Ubisoft dediğimiz zaman aklımıza gelen bir kaç oyundan biridir, Assassin's Creed serisi. Daha önce ilk oyundan tanışmış olduğumuz Altair'le olan yolculuğumuz bu kez Brotherhood'dan sonra tekrar Ezio Auditore ile devam ediyor. 1511 yılında İstanbul'un tarih kokan sokaklarında heyecan dolu bir maceraya ne dersiniz?
İstanbul ve eski Osmanlı'dan kareler
AC Brootherhood'tan da hatırlayacağınız gibi Desmond Miles Animus ile atalarının hatıralarına giderek bu kez ile Osmanlı İmparatorluğu’nda Sultan Selim'in hüküm sürdüğü İstanbul'a kadar geliyor. Evet yanlış okumadınız bu kez oyun İstanbul'da geçiyor. Oyunun ilerleyen bölümlerinde Rodos Adaları ve Kapadokya'yı da görüyoruz, Kapalı Çarşı’dan tutunda, Topkapı Sarayı'na kadar, deyim yerindeyse Galata Kulesi üzerinden İstanbul semalarında Hezarfen Çelebi misali süzülüyoruz.

Oyunda bize yardımcı olan kişiler de yok değil. İstanbul'daki suikastçilerin başı olan Yusuf Azim bize oyun da bazı görevlerde destek oluyor. İstanbul'un sokaklarında gezerken yürüyen diğer insanlardan Türkçe seslendirmeler duymak hoş olsa da seslendirmeleri yapanların komik uslubü yüzünden bazen istemsizce gülmeniz içten bile olmuyor.
Oynanış bizi pek şaşırtmadı
Serinin diğer oyunlarına nazaran bu kez değiştirilmiş bir kaç unsur olmasına rağmen, genel tarz da değişen çok bir şey var demek sanırım biraz yalan söylemek olur.
Getirilen yeniliklerden bazıları ise Den Defence sistemi. Bir nevi stratejik sisteme dayalı bu sekansta suikastçileri yöneterek tapınakçılarla girdiğiniz savaş bölümleri.
Tek yapmanız gereken iyi bir strateji belirleyip suikastçilerinizi doğru yerlere konuşlandırmak ve tapınakçı ordusunu bertaraf etmek. Bazı zamanlar rutine bağlayan görevlerden kaçmak ve farklı bir alana yoğunlaşmanızı sağlayan Den Defence, sizi sıkılmaktan kurtarabilir olmuş diyebilirim.

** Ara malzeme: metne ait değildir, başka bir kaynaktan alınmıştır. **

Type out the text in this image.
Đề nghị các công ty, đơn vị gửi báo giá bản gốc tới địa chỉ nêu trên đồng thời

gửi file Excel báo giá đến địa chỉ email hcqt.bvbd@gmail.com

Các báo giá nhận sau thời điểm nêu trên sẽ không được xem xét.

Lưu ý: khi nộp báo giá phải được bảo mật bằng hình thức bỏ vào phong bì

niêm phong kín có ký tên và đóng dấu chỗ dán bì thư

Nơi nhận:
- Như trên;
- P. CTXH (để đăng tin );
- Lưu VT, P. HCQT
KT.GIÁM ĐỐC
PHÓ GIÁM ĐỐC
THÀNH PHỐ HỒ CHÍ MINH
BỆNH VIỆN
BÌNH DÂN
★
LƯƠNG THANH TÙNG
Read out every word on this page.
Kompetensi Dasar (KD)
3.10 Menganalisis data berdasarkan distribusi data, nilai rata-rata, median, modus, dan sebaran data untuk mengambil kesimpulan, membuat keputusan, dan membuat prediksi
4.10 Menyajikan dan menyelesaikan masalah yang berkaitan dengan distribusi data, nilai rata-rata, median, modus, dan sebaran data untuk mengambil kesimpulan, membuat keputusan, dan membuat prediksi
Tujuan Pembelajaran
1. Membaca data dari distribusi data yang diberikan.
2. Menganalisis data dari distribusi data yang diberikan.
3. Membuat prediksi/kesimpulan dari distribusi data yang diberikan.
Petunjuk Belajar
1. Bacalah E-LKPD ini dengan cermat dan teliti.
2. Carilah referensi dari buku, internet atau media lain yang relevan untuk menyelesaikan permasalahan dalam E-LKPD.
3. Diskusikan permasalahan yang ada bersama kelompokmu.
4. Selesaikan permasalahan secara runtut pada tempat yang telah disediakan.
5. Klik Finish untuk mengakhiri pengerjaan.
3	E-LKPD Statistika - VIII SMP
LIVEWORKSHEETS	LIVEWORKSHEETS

Grafik ve detaylar aynı çizgide
Grafik motoru ilk oyundan beri aynı doku ve yüzey kaplamaları halen çizgisini bozmamış. Çok ufak da olsa iyileştirilmeler görsek de bunlar bize pek yeterli gelmedi.
Bu yüzden çok fazla grafik ve detaylandırma kısmına değinmeyeceğim, ikinci oyun yada devam niteliğindeki Brotherhood’daki kalite ile aynı.
Bekle bizi Konstantiniye!
Aslında Brotherhood'un aynısı diyemeyiz ancak oynanış mekaniği yine aynı sisteme dayalı. Combo'lar daha uzun, adam öldürme animasyonları biraz daha değiştirilmiş olsa da kalitesi artarak daha da iyi bir hale getirilmiş.Assassin's Creed serisinin oyun dünyasında ki önemli yeri ve oyunun İstanbul da geçiyor olması bile bu oyunu oynamak için sebep aslında. Daha önce serinin hiçbir oyununu oynamamış olsanız bile sadece İstanbul sokaklarında gezmek için, bu oyunu oynamanızı tavsiye ediyoruz.